Cuando mi tía, rozando la jubilación, fue a una despedida de soltera de una sobrina política, no podía entender nada… “y le hacían pruebas, y le hacían bromas pesadas”, me decía… para mi tía era como un bullying permitido en algún limbo legal. Y no andaba muy desorientada a decir verdad.
En sus tiempos, que no fueron hace tanto, a la novia se la llevaba a cenar. Algunas atrevidas iban a un boys, el summun del estilo y el buen gusto sin duda. Pero era eso, una comida, una cena, un ratito gozando de la compañía etílica y desvergonzada de la sección femenina de las personas que estimas.
Ahora, sin embargo, las despedidas exigen presupuesto, transporte y pedir incluso días libres en el trabajo. Se hace cómplice al novio que, para horror de la novia y de él mismo, tiene que ocuparse de hacerle la maleta para el viaje sorpresa. Algunos conozco que olvidaron meter hasta la ropa interior. Una forma moderna de que la despedida te cueste la boda.
Y en estos viajes todo pago, tal y como decía mi tía sorprendida, se hacen auténticas yincanas de la vergüenza ajena, obligando a la novia a las más variopintas pruebas para el disfrute exlusivo de las amigas. A veces cuesta distinguir si hacen todo eso porque te quieren o porque te llevan odiando toda la vida y ha llegado la hora de la venganza.
Y los disfraces sin sentido, que tienen a Amazon y Party Fiesta frotándose las manos. Como si se tratara de un uniforme, puedes distinguir grupos de despedida de soltera en tu ciudad gracias a que van encabezados por una novia disfrazada. Esto facilita la labor de cambiarse de acera si te las cruzas y no quieres verte colaborando en algún cántico tribal de los 90 (calculando que es la generación que anda prometiéndose últimamente). O para que grupos de hombres muy motivados y que no entienden de qué va la cosa se lancen al camelo de esas hordas de mujeres que esperan susceptibles al mismo. Son como moscas revoloteando alrededor de una mierda.
Al menos muchas han renunciado a llevar penes en la cabeza. ¡Demos gracias! Los ecologistas pueden verlo como un logro, tanto plástico desperdiciado que no puedes usar en la intimidad ni por aquello de la R de Reutiliza por no cumplir ni en medida ni en cuestiones de salubridad para tu vagina. Penes en diademas, penes en pajitas, disfraces de penes, penes everywhere.

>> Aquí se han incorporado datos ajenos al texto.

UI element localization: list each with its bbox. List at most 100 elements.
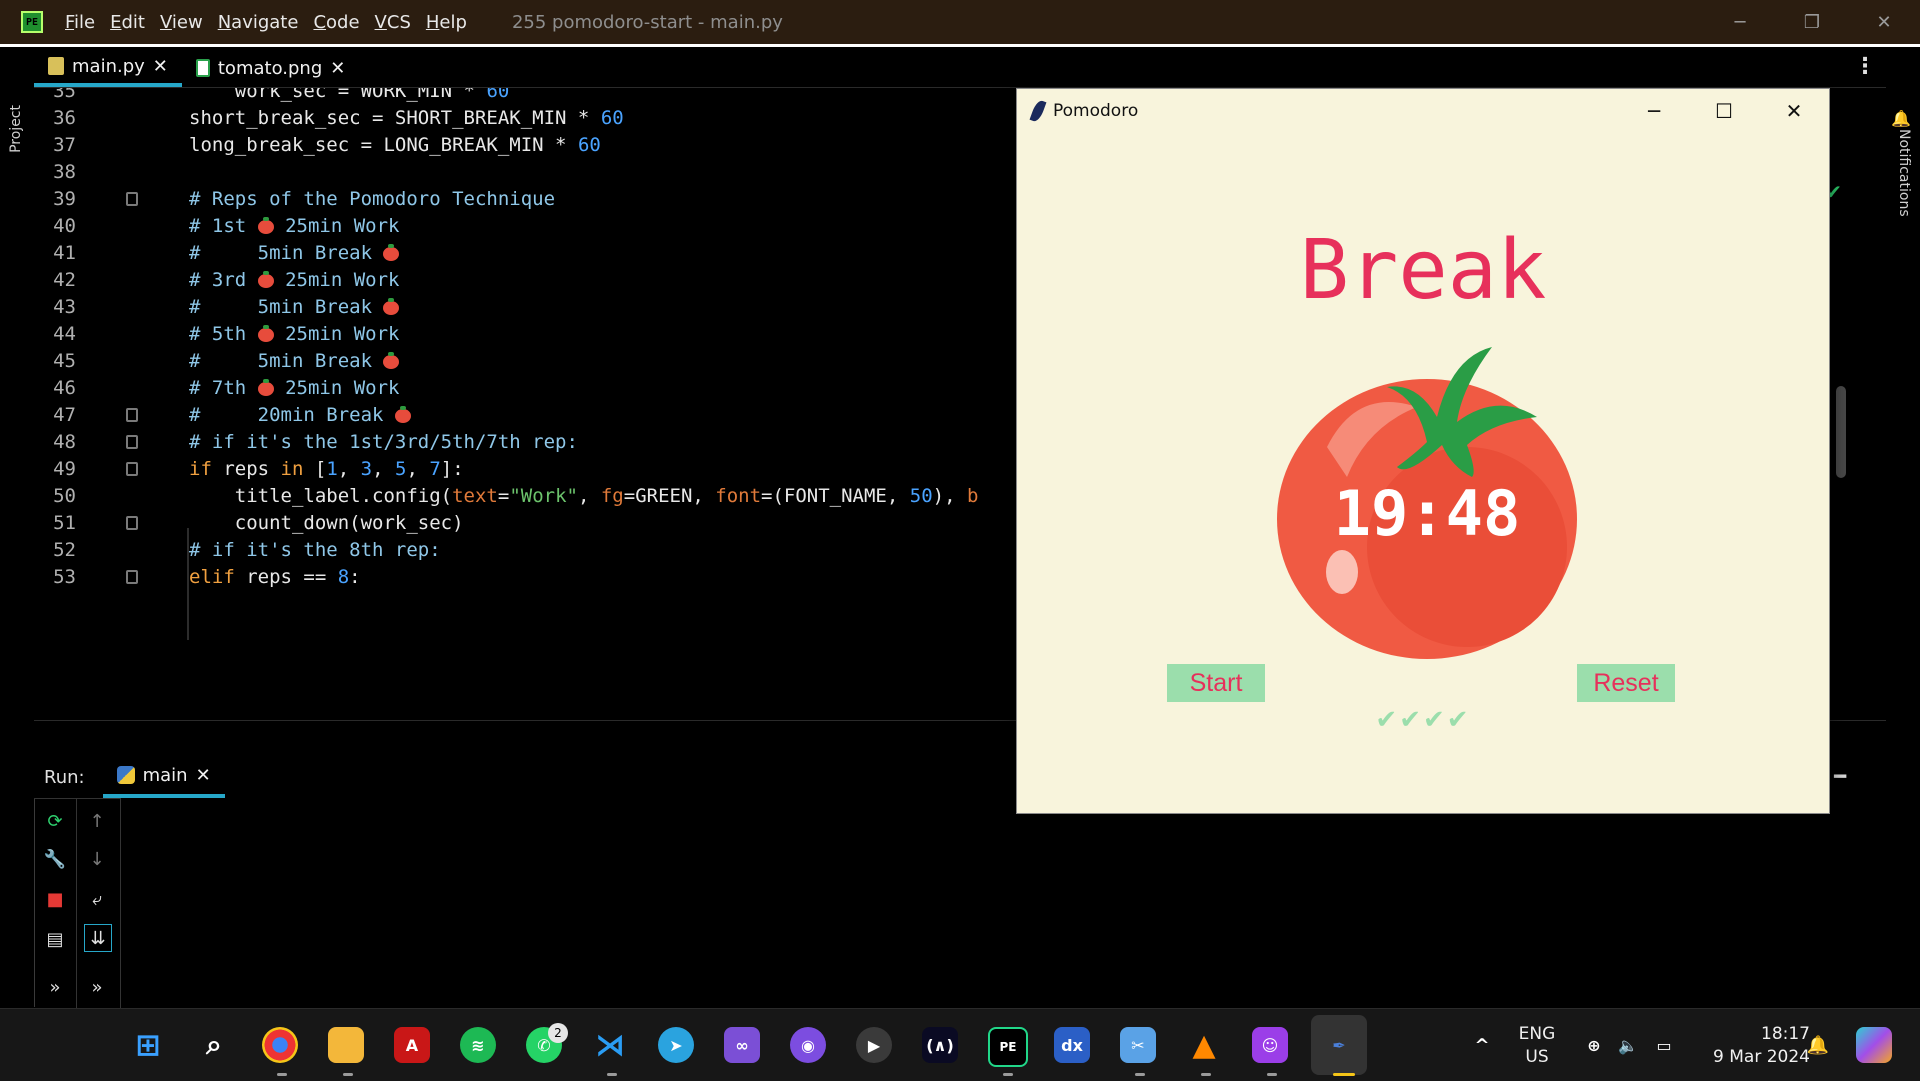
python-icon	[116, 766, 135, 784]
code-line: elif reps == 8:	[189, 566, 361, 588]
project-tool-button[interactable]: Project	[8, 105, 24, 153]
dxo-icon[interactable]: dx	[1054, 1027, 1090, 1063]
countdown-timer: 19:48	[1333, 477, 1521, 550]
notification-center-icon[interactable]: 🔔	[1800, 1027, 1836, 1063]
media-player-icon[interactable]: ▶	[856, 1027, 892, 1063]
wrench-icon[interactable]: 🔧	[42, 846, 68, 872]
reset-button[interactable]: Reset	[1577, 664, 1675, 702]
start-icon[interactable]: ⊞	[130, 1027, 166, 1063]
clock[interactable]: 18:17 9 Mar 2024	[1700, 1023, 1810, 1069]
window-title: 255 pomodoro-start - main.py	[511, 11, 783, 33]
more-tools-icon[interactable]: »	[84, 974, 110, 1000]
network-icon[interactable]: ⊕	[1576, 1027, 1612, 1063]
tomato-emoji-icon	[257, 270, 274, 288]
start-button[interactable]: Start	[1167, 664, 1265, 702]
notifications-tool-button[interactable]: Notifications	[1896, 129, 1912, 217]
pomodoro-title-bar: Pomodoro ─ ☐ ✕	[1017, 89, 1829, 133]
pomodoro-minimize-button[interactable]: ─	[1619, 89, 1689, 133]
tab-label: tomato.png	[217, 57, 323, 79]
tomato-emoji-icon	[257, 378, 274, 396]
menu-code[interactable]: Code	[313, 12, 359, 33]
layout-icon[interactable]: ▤	[42, 926, 68, 952]
close-button[interactable]: ✕	[1848, 0, 1920, 44]
run-console-output[interactable]	[121, 798, 1886, 1008]
tab-main-py[interactable]: main.py ✕	[34, 49, 182, 87]
soft-wrap-icon[interactable]: ⤶	[84, 886, 110, 912]
snipping-icon[interactable]: ✂	[1120, 1027, 1156, 1063]
left-tool-strip: Project	[0, 47, 35, 1007]
run-tab-main[interactable]: main ✕	[102, 756, 225, 798]
tray-overflow-icon[interactable]: ^	[1464, 1027, 1500, 1063]
vscode-icon[interactable]: ⋊	[592, 1027, 628, 1063]
scroll-to-end-icon[interactable]: ⇊	[84, 924, 112, 952]
close-tab-icon[interactable]: ✕	[153, 56, 168, 77]
ide-title-bar: PE File Edit View Navigate Code VCS Help…	[0, 0, 1920, 44]
menu-help[interactable]: Help	[426, 12, 467, 33]
copilot-icon[interactable]	[1856, 1027, 1892, 1063]
run-toolbar-primary: ⟳ 🔧 ■ ▤ »	[34, 798, 77, 1008]
search-icon[interactable]: ⌕	[196, 1027, 232, 1063]
windows-taskbar: ⊞ ⌕ A ≋ ✆ 2 ⋊ ➤ ∞ ◉ ▶ (∧) PE dx ✂ ▲ ☺ ✒ …	[0, 1008, 1920, 1081]
tab-tomato-png[interactable]: tomato.png ✕	[182, 49, 359, 87]
scroll-down-icon[interactable]: ↓	[84, 846, 110, 872]
tomato-emoji-icon	[383, 351, 400, 369]
menu-vcs[interactable]: VCS	[375, 12, 411, 33]
battery-icon[interactable]: ▭	[1646, 1027, 1682, 1063]
menu-edit[interactable]: Edit	[110, 12, 145, 33]
tomato-emoji-icon	[394, 405, 411, 423]
rerun-icon[interactable]: ⟳	[42, 808, 68, 834]
pomodoro-window: Pomodoro ─ ☐ ✕ Break 19:48 Start Reset ✔…	[1016, 88, 1830, 814]
menu-bar: File Edit View Navigate Code VCS Help	[65, 12, 482, 33]
timer-title-label: Break	[1299, 223, 1547, 318]
editor-scrollbar[interactable]	[1836, 386, 1846, 478]
editor-tabs: main.py ✕ tomato.png ✕	[34, 47, 1886, 88]
freecodecamp-icon[interactable]: (∧)	[922, 1027, 958, 1063]
volume-icon[interactable]: 🔈	[1610, 1027, 1646, 1063]
github-desktop-icon[interactable]: ◉	[790, 1027, 826, 1063]
session-check-marks: ✔✔✔✔	[1375, 705, 1471, 735]
tomato-emoji-icon	[383, 243, 400, 261]
file-explorer-icon[interactable]	[328, 1027, 364, 1063]
tomato-emoji-icon	[383, 297, 400, 315]
python-file-icon	[48, 57, 64, 75]
run-toolbar-secondary: ↑ ↓ ⤶ ⇊ »	[76, 798, 121, 1008]
menu-view[interactable]: View	[160, 12, 203, 33]
menu-navigate[interactable]: Navigate	[218, 12, 299, 33]
chrome-icon[interactable]	[262, 1027, 298, 1063]
restore-button[interactable]: ❐	[1776, 0, 1848, 44]
code-line: long_break_sec = LONG_BREAK_MIN * 60	[189, 134, 601, 156]
whatsapp-badge: 2	[548, 1023, 568, 1043]
pomodoro-close-button[interactable]: ✕	[1759, 89, 1829, 133]
pomodoro-maximize-button[interactable]: ☐	[1689, 89, 1759, 133]
menu-file[interactable]: File	[65, 12, 95, 33]
right-tool-strip: 🔔 Notifications	[1885, 47, 1920, 1007]
tomato-emoji-icon	[257, 324, 274, 342]
language-indicator[interactable]: ENG US	[1515, 1023, 1559, 1069]
stop-icon[interactable]: ■	[42, 886, 68, 912]
pomodoro-window-title: Pomodoro	[1053, 101, 1139, 121]
pycharm-icon[interactable]: PE	[988, 1027, 1028, 1067]
image-file-icon	[195, 59, 210, 77]
visual-studio-icon[interactable]: ∞	[724, 1027, 760, 1063]
pycharm-logo-icon[interactable]: PE	[21, 11, 43, 33]
more-tools-icon[interactable]: »	[42, 974, 68, 1000]
chat-icon[interactable]: ☺	[1252, 1027, 1288, 1063]
python-feather-icon[interactable]: ✒	[1321, 1027, 1357, 1063]
run-label: Run:	[44, 766, 85, 788]
spotify-icon[interactable]: ≋	[460, 1027, 496, 1063]
window-controls: ─ ❐ ✕	[1704, 0, 1920, 44]
close-run-tab-icon[interactable]: ✕	[196, 765, 211, 786]
minimize-button[interactable]: ─	[1704, 0, 1776, 44]
hide-panel-icon[interactable]: ━	[1834, 764, 1846, 788]
acrobat-icon[interactable]: A	[394, 1027, 430, 1063]
more-options-icon[interactable]: ⋮	[1854, 54, 1876, 79]
notification-bell-icon[interactable]: 🔔	[1891, 109, 1911, 128]
run-tab-label: main	[142, 764, 188, 786]
close-tab-icon[interactable]: ✕	[330, 58, 345, 79]
telegram-icon[interactable]: ➤	[658, 1027, 694, 1063]
vlc-icon[interactable]: ▲	[1186, 1027, 1222, 1063]
tk-feather-icon	[1029, 98, 1047, 124]
scroll-up-icon[interactable]: ↑	[84, 808, 110, 834]
tomato-emoji-icon	[257, 216, 274, 234]
tab-label: main.py	[72, 55, 145, 77]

Otro factor esencial en una despedida es emborrachar a la novia. Las artífices se convierten entonces en aquel viejo de la barra de la discoteca que te invitaba a las copas. Beber por beber, que nunca fue un mal plan si estás entre amigas.

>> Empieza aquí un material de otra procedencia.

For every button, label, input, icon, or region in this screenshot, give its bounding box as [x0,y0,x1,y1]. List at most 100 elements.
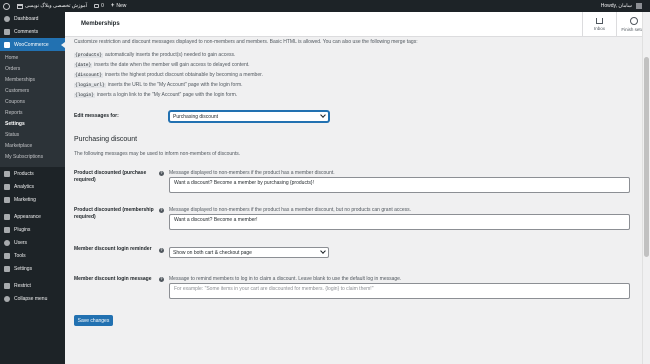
settings-icon [4,265,10,272]
intro-text: Customize restriction and discount messa… [74,39,418,45]
menu-label: Collapse menu [14,295,48,302]
admin-sidebar: Dashboard Comments WooCommerce Home Orde… [0,12,65,364]
login-reminder-label: Member discount login reminder [74,246,152,252]
site-name-label: آموزش تخصصی وبلاگ نویسی [25,3,88,9]
greeting-label: Howdy, سامان [600,3,632,9]
membership-required-description: Message displayed to non-members if the … [169,207,412,213]
login-message-description: Message to remind members to log in to c… [169,276,402,282]
merge-tags-list: {products} automatically inserts the pro… [74,50,263,100]
submenu-reports[interactable]: Reports [0,108,65,119]
page-header: Memberships Inbox Finish setup [65,12,650,37]
inbox-icon [596,17,603,24]
submenu-my-subscriptions[interactable]: My Subscriptions [0,152,65,163]
purchase-required-label: Product discounted (purchase required) [74,170,147,183]
submenu-home[interactable]: Home [0,53,65,64]
menu-tools[interactable]: Tools [0,249,65,262]
scrollbar-thumb[interactable] [644,57,649,257]
new-content-link[interactable]: + New [111,3,127,9]
inbox-label: Inbox [593,25,605,31]
site-name-link[interactable]: آموزش تخصصی وبلاگ نویسی [17,3,87,9]
woocommerce-icon [4,41,10,48]
merge-tag-desc: inserts a login link to the "My Account"… [96,92,238,98]
menu-settings[interactable]: Settings [0,262,65,275]
login-message-textarea[interactable] [169,283,630,299]
purchase-required-description: Message displayed to non-members if the … [169,170,335,176]
merge-tag-item: {date} inserts the date when the member … [74,60,263,70]
submenu-status[interactable]: Status [0,130,65,141]
merge-tag-desc: inserts the date when the member will ga… [94,62,250,68]
collapse-icon [4,295,10,302]
merge-tag-code: {login_url} [74,82,106,88]
progress-ring-icon [629,16,638,25]
menu-label: Products [14,170,34,177]
menu-plugins[interactable]: Plugins [0,223,65,236]
merge-tag-desc: inserts the URL to the "My Account" page… [107,82,243,88]
appearance-icon [4,213,10,220]
merge-tag-item: {discount} inserts the highest product d… [74,70,263,80]
submenu-marketplace[interactable]: Marketplace [0,141,65,152]
dashboard-icon [4,15,10,22]
menu-restrict[interactable]: Restrict [0,279,65,292]
marketing-icon [4,196,10,203]
menu-label: Tools [14,252,26,259]
save-changes-button[interactable]: Save changes [74,315,113,326]
submenu-orders[interactable]: Orders [0,64,65,75]
comments-icon [4,28,10,35]
submenu-customers[interactable]: Customers [0,86,65,97]
menu-appearance[interactable]: Appearance [0,210,65,223]
admin-bar: آموزش تخصصی وبلاگ نویسی 0 + New Howdy, س… [0,0,650,12]
submenu-memberships[interactable]: Memberships [0,75,65,86]
help-icon[interactable]: ? [159,277,164,282]
my-account-link[interactable]: Howdy, سامان [601,3,650,9]
submenu-settings[interactable]: Settings [0,119,65,130]
home-icon [17,3,23,9]
woocommerce-submenu: Home Orders Memberships Customers Coupon… [0,51,65,167]
login-message-label: Member discount login message [74,276,152,282]
menu-marketing[interactable]: Marketing [0,193,65,206]
menu-woocommerce[interactable]: WooCommerce [0,38,65,51]
wordpress-logo-icon[interactable] [3,2,10,10]
inbox-button[interactable]: Inbox [582,12,616,36]
menu-comments[interactable]: Comments [0,25,65,38]
menu-products[interactable]: Products [0,167,65,180]
menu-label: Marketing [14,196,36,203]
new-label: New [116,3,127,9]
comments-count: 0 [101,3,104,9]
menu-users[interactable]: Users [0,236,65,249]
tools-icon [4,252,10,259]
merge-tag-desc: automatically inserts the product(s) nee… [105,52,236,58]
collapse-menu-button[interactable]: Collapse menu [0,292,65,305]
submenu-coupons[interactable]: Coupons [0,97,65,108]
menu-label: Restrict [14,282,31,289]
merge-tag-code: {date} [74,62,93,68]
avatar [636,3,642,9]
page-scrollbar[interactable] [642,12,650,364]
merge-tag-code: {products} [74,52,104,58]
menu-label: Users [14,239,28,246]
menu-label: WooCommerce [14,41,49,48]
plugins-icon [4,226,10,233]
help-icon[interactable]: ? [159,248,164,253]
merge-tag-code: {login} [74,92,95,98]
purchase-required-textarea[interactable]: Want a discount? Become a member by purc… [169,177,630,193]
menu-label: Analytics [14,183,35,190]
restrict-icon [4,282,10,289]
menu-dashboard[interactable]: Dashboard [0,12,65,25]
merge-tag-item: {login_url} inserts the URL to the "My A… [74,80,263,90]
products-icon [4,170,10,177]
merge-tag-code: {discount} [74,72,104,78]
menu-label: Dashboard [14,15,39,22]
login-reminder-select[interactable]: Show on both cart & checkout page [169,247,329,258]
menu-analytics[interactable]: Analytics [0,180,65,193]
section-title: Purchasing discount [74,136,138,143]
comments-link[interactable]: 0 [94,3,104,9]
menu-label: Appearance [14,213,41,220]
merge-tag-item: {login} inserts a login link to the "My … [74,90,263,100]
help-icon[interactable]: ? [159,208,164,213]
edit-messages-select[interactable]: Purchasing discount [169,111,329,122]
merge-tag-item: {products} automatically inserts the pro… [74,50,263,60]
help-icon[interactable]: ? [159,171,164,176]
menu-label: Comments [14,28,39,35]
edit-messages-label: Edit messages for: [74,113,119,119]
membership-required-textarea[interactable]: Want a discount? Become a member! [169,214,630,230]
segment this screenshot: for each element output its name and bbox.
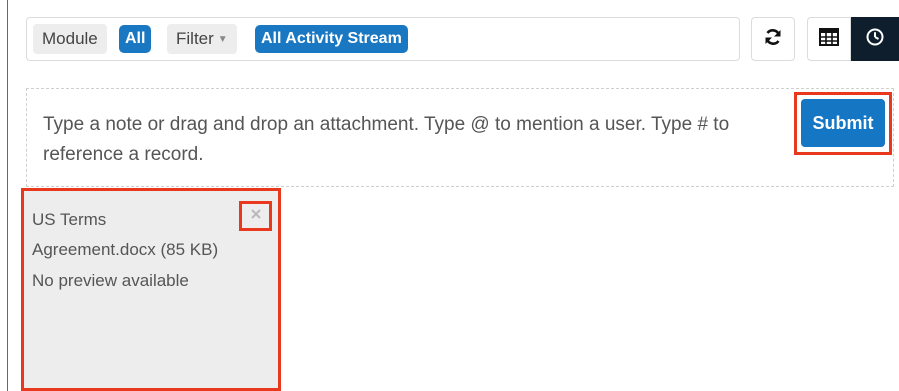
- list-view-button[interactable]: [807, 17, 851, 61]
- activity-filter-toolbar: Module All Filter ▼ All Activity Stream: [26, 17, 740, 61]
- remove-attachment-button[interactable]: [239, 201, 272, 231]
- module-value-pill[interactable]: All: [119, 25, 152, 53]
- close-icon: [250, 207, 262, 225]
- note-composer[interactable]: Type a note or drag and drop an attachme…: [26, 88, 894, 187]
- refresh-icon: [763, 27, 783, 52]
- clock-icon: [865, 27, 885, 52]
- attachment-name-line1: US Terms: [32, 210, 107, 229]
- refresh-button[interactable]: [751, 17, 795, 61]
- chevron-down-icon: ▼: [217, 34, 228, 45]
- note-input-placeholder[interactable]: Type a note or drag and drop an attachme…: [43, 110, 783, 170]
- attachment-name-line2: Agreement.docx (85 KB): [32, 240, 219, 259]
- attachment-preview-text: No preview available: [32, 271, 189, 290]
- table-icon: [819, 27, 839, 51]
- left-border-rule: [7, 0, 8, 391]
- submit-button[interactable]: Submit: [801, 99, 885, 147]
- module-label[interactable]: Module: [33, 24, 107, 54]
- filter-label: Filter: [176, 29, 214, 48]
- filter-value-pill[interactable]: All Activity Stream: [255, 25, 408, 53]
- filter-dropdown[interactable]: Filter ▼: [167, 24, 237, 54]
- activity-stream-view-button[interactable]: [851, 17, 899, 61]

Y entre la bebida y los disfraces, al final hacemos lo mismo que haríamos unos carnavales cualquiera, sólo que en otra ciudad.
Las despedidas de soltero ya son otra cosa. Para mi gusto es lo mismo que una escapada con amigos sin mayor recorrido que la carretera del coma etílico. De las que he escuchado, poco tienen que ver con el novio, más allá de pagarle los vuelos y alguna vejación pública, muchas veces con algún striptease poco deseable.
Pero algo tienen en común todas las despedidas de soltera, al menos a las que yo he ido, y es que siempre hay un halo de eso precisamente, de despedida. Despedida de una etapa que mucho tiene que ver con la juventud. Despedida tras el reencuentro con las personas que quieres y que con los años cada vez es más difícil juntar. Despedida de todo lo que probablemente te ‘perderás’, agradeciendo perderlo de vista cuando salgas por ahí y te asalten las migajas del Tinder más bizarro, que es el Tinder en sí mismo. Despedida en fin, de la soltería de la que en realidad hace años que no gozabas a nivel práctico, de la persona que eres cuando estás rodeada de tus amigas y de todos los abrazos etílicos que quedarán por darte en la boda.